A Causal Framework to Quantify the Robustness of Mathematical Reasoning with Language Models
This work addresses the issue of shallow pattern reliance in language models for mathematical reasoning, which is critical for researchers and developers aiming to build more reliable AI systems, though it is incremental as it builds on existing behavioral testing ideas.
The authors tackled the problem of assessing the robustness of language models in mathematical reasoning by proposing a causal framework to quantify the influence of input factors like surface form and operands on solutions. Their analysis on math word problems found that robustness does not consistently improve with model size, but GPT-3 Davinci (175B) showed dramatic improvements in robustness and sensitivity compared to other GPT variants.

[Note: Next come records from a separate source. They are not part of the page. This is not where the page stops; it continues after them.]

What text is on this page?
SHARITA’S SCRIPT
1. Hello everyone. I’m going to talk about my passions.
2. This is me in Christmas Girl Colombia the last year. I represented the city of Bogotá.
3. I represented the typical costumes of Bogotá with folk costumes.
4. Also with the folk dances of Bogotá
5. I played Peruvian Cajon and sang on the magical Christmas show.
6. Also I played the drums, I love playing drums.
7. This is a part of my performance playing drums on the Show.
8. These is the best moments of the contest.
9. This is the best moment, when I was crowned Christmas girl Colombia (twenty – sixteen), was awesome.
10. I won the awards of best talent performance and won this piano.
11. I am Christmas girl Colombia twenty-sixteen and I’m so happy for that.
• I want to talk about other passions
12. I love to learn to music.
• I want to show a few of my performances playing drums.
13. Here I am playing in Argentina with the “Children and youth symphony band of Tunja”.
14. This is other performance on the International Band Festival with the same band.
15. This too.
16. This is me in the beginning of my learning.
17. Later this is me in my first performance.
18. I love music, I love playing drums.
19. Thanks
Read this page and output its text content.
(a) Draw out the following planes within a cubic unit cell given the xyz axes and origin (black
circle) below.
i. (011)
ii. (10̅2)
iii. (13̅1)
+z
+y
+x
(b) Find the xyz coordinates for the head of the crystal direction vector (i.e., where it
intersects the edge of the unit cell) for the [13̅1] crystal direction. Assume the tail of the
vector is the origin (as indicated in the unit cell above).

We have recently witnessed a number of impressive results on hard mathematical reasoning problems with language models. At the same time, the robustness of these models has also been called into question; recent works have shown that models can rely on shallow patterns in the problem description when generating a solution. Building on the idea of behavioral testing, we propose a novel framework, which pins down the causal effect of various factors in the input, e.g., the surface form of the problem text, the operands, and math operators on the output solution. By grounding the behavioral analysis in a causal graph describing an intuitive reasoning process, we study the behavior of language models in terms of robustness and sensitivity to direct interventions in the input space. We apply our framework on a test bed of math word problems. Our analysis shows that robustness does not appear to continuously improve as a function of size, but the GPT-3 Davinci models (175B) achieve a dramatic improvement in both robustness and sensitivity compared to all other GPT variants.